How Much Sugar Are You Consuming?

Have you ever wondered just how much sugar you are consuming in your everyday food and drink? Most people do not take the time out of their busy schedules to calculate exactly how much sugar they are consuming on a regular basis, but it is in the best interest of your teeth to do so.

The impact that sugar is having on dental health is highly damaging, especially given the rates of sugar being consumed. Even those who are aware of their sugar consumption are typically only avoiding foods that are clearly full of processed sugars, like soda and candy bars. Yet we fail to account for the fact that sugar exists in everything we eat and drink to some degree, so it is important to calculate those sugars too.

Why Should You Avoid Sugary Foods And Drinks?
Eat Healthy Foods

Why Is Sugar Bad For Your Teeth?

When you consume sugar, it reacts to the bacteria found in plaque. This creates acids. These acids start attacking your teeth and destroying the enamel on your teeth. As this happens, it creates holes or cracks in your enamel into which a cavity can form. This causes tooth decay.

Let’s look at just how much sugar is in some of the things you consume regularly:

Product                                                                    Amount of sugar per 100g                   Sugar in Teaspoons

Kit Kat bar 47.8g 6.18 Tsp
Twix 2 bar pack 64.5g 9.5 Tsp
Bakes beans 5g 2.58 Tsp
Sweetcorn 3.9g 0.63 Tsp
Coca-Cola 10.6g 6.63 Tsp
Tonic water 5.1g 3.2 Tsp
Honey 84.7g 3.18 Tsp
Rice crispies 10g .75 Tsp
Cornflakes 8g .63 Tsp
Special K cereal 36.3g 2.65 Tsp
Tomato ketchup 23.7g 1 Tsp

What Can You Do?

  1. Start calculating the sugars in your food and drink. When you really start to pay attention, it will shock you what you are consuming and you might want to change your ways. You might not realize that the creamer you are putting in your coffee is more sugar than you are supposed to consume the entire day. You might not realize that the processed cookie you want to eat is half of the sugar you need in one day. Once you do though, you might start changing your ways. Your teeth will thank you.
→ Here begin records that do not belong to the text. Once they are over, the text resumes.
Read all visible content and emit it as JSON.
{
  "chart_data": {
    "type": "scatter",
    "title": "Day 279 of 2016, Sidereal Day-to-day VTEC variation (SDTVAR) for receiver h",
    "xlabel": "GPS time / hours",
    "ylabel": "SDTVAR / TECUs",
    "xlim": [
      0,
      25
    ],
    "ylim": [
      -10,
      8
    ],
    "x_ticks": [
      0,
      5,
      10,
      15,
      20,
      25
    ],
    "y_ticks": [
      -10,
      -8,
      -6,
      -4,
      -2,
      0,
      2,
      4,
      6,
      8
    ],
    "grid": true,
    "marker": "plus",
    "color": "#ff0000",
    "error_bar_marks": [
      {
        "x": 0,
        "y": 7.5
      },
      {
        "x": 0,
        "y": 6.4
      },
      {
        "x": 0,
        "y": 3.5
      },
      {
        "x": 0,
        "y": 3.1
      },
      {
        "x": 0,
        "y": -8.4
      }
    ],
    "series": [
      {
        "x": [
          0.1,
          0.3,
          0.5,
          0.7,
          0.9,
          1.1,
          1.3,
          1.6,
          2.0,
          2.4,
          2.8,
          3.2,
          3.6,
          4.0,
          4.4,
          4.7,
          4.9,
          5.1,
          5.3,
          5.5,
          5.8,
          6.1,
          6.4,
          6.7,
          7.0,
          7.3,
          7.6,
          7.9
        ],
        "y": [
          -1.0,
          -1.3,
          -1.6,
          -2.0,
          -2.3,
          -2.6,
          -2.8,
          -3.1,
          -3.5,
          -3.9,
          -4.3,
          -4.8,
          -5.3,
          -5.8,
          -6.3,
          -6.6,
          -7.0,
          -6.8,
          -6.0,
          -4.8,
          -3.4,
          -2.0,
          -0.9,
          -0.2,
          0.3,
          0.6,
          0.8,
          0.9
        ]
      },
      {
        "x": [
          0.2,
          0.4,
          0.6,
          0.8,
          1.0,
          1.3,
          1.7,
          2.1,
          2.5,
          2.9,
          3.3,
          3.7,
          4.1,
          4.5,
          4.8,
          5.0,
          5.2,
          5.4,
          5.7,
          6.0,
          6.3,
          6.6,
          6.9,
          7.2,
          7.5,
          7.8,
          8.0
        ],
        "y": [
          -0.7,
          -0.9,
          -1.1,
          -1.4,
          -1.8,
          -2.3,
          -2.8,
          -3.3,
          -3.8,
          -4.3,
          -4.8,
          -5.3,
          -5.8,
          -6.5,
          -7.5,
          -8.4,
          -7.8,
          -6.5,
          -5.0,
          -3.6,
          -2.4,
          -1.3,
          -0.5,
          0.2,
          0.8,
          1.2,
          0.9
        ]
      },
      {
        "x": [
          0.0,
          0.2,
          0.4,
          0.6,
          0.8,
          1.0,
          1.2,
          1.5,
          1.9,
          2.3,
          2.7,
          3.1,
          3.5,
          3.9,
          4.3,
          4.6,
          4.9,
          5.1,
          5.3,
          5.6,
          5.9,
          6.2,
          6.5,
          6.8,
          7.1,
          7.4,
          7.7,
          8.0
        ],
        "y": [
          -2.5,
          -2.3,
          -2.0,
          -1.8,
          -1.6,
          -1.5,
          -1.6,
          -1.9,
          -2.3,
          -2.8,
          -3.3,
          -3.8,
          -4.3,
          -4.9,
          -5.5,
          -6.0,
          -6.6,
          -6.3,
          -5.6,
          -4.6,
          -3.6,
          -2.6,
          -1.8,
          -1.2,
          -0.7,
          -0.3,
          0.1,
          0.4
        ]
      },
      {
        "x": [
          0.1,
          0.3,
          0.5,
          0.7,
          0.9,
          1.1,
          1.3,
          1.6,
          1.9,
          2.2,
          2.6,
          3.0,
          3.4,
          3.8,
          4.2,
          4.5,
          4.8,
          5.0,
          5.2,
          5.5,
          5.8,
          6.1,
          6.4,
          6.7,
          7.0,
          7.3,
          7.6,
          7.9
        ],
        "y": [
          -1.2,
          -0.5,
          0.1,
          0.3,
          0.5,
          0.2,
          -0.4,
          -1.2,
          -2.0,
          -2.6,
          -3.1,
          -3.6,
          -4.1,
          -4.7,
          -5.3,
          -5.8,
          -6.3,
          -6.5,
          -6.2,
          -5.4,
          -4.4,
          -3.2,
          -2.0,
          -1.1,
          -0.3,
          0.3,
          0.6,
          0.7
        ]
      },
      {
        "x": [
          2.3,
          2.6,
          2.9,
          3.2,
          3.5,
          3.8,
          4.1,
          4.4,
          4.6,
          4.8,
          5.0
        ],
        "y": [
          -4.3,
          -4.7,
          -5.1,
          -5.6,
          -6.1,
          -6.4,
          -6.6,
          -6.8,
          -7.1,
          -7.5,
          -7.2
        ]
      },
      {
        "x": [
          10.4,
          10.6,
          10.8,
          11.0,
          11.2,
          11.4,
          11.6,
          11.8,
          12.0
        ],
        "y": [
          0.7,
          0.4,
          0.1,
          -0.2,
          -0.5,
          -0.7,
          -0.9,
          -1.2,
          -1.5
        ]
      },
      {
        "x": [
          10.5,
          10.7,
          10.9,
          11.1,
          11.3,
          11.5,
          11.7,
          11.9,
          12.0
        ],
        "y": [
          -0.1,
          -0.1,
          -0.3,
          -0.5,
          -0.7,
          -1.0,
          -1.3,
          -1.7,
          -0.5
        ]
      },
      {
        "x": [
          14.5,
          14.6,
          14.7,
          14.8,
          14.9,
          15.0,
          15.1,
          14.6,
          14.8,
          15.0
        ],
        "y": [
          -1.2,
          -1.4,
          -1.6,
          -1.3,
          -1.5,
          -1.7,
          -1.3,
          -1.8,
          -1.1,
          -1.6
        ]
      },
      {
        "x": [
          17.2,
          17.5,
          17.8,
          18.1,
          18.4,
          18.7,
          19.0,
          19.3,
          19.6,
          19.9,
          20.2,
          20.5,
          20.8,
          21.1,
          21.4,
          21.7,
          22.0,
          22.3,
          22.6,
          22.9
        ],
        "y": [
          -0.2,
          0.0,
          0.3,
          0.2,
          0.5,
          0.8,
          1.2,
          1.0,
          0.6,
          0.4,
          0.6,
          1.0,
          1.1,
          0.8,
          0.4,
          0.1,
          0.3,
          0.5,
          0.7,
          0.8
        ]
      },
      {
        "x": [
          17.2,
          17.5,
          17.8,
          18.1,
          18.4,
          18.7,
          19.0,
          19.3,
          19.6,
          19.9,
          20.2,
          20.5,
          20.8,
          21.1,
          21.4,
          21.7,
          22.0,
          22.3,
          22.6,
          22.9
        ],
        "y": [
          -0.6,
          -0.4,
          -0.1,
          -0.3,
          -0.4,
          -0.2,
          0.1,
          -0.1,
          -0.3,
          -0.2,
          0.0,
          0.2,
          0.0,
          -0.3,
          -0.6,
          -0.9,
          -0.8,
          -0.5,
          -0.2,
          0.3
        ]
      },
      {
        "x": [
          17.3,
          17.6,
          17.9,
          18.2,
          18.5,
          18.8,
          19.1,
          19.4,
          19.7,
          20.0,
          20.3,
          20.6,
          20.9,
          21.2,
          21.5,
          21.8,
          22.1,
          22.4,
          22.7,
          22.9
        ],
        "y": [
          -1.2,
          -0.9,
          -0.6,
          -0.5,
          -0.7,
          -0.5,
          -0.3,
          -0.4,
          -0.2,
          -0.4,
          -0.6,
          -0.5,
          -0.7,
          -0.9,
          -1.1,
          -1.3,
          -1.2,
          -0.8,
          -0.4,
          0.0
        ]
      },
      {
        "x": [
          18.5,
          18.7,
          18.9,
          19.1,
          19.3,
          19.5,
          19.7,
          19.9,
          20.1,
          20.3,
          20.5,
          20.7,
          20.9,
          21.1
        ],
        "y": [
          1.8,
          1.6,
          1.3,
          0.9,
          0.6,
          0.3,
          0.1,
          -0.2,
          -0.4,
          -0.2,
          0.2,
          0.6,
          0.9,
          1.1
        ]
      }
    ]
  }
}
    Why Should You Avoid Sugary Foods And Drinks?
    Brush Your Teeth Twice Per Day
  2. Get better at brushing. Most adults do not brush as often or as long as they should. Dentists recommend that you brush your teeth twice per day, for at least two minutes. Most adults are lucky if they do once per day, for about thirty seconds. So be cognizant of this and start increasing your tooth brushing habits.
  3. Make sure you get the right toothbrush and floss. The right toothbrush is critical to brushing your teeth. If the brush you have is not the right size, or the bristles are too hard, you might end up missing a lot of your teeth, certainly not getting in between your teeth, and otherwise irritating your gums. Not only is the size and shape of the toothbrush important, but flossing is a critical component of overall tooth health.We often neglect to floss more than we neglect our tooth brushing but brushing only reaches about 60% of the tooth surface. You need floss to reach in between the teeth into places your brush cannot go. So make sure you talk to your Clear Lake city dentist about which toothbrush is best for your mouth, and which floss is best. They can typically give you a free toothbrush to get you started, and then you can start replacing it every three months with the same one.
  4. See your dentist regularly. It is important to make sure any damage done by sugar, lack of brushing, or anything else is removed and rectified long before it becomes a critical issue. Your Clear Lake City Dentist can remove the plaque from your teeth before it damages the enamel, but only if you visit your dentist regularly.Going twice per year is the recommendation, and during these two visits, your dentist will help to remove your plaque, clean your teeth, take x-rays, and make sure any soon-to-be-cavities are filled. Skipping out on these appointments will leave your teeth susceptible to serious (and expensive) issues like tooth decay or gingivitis.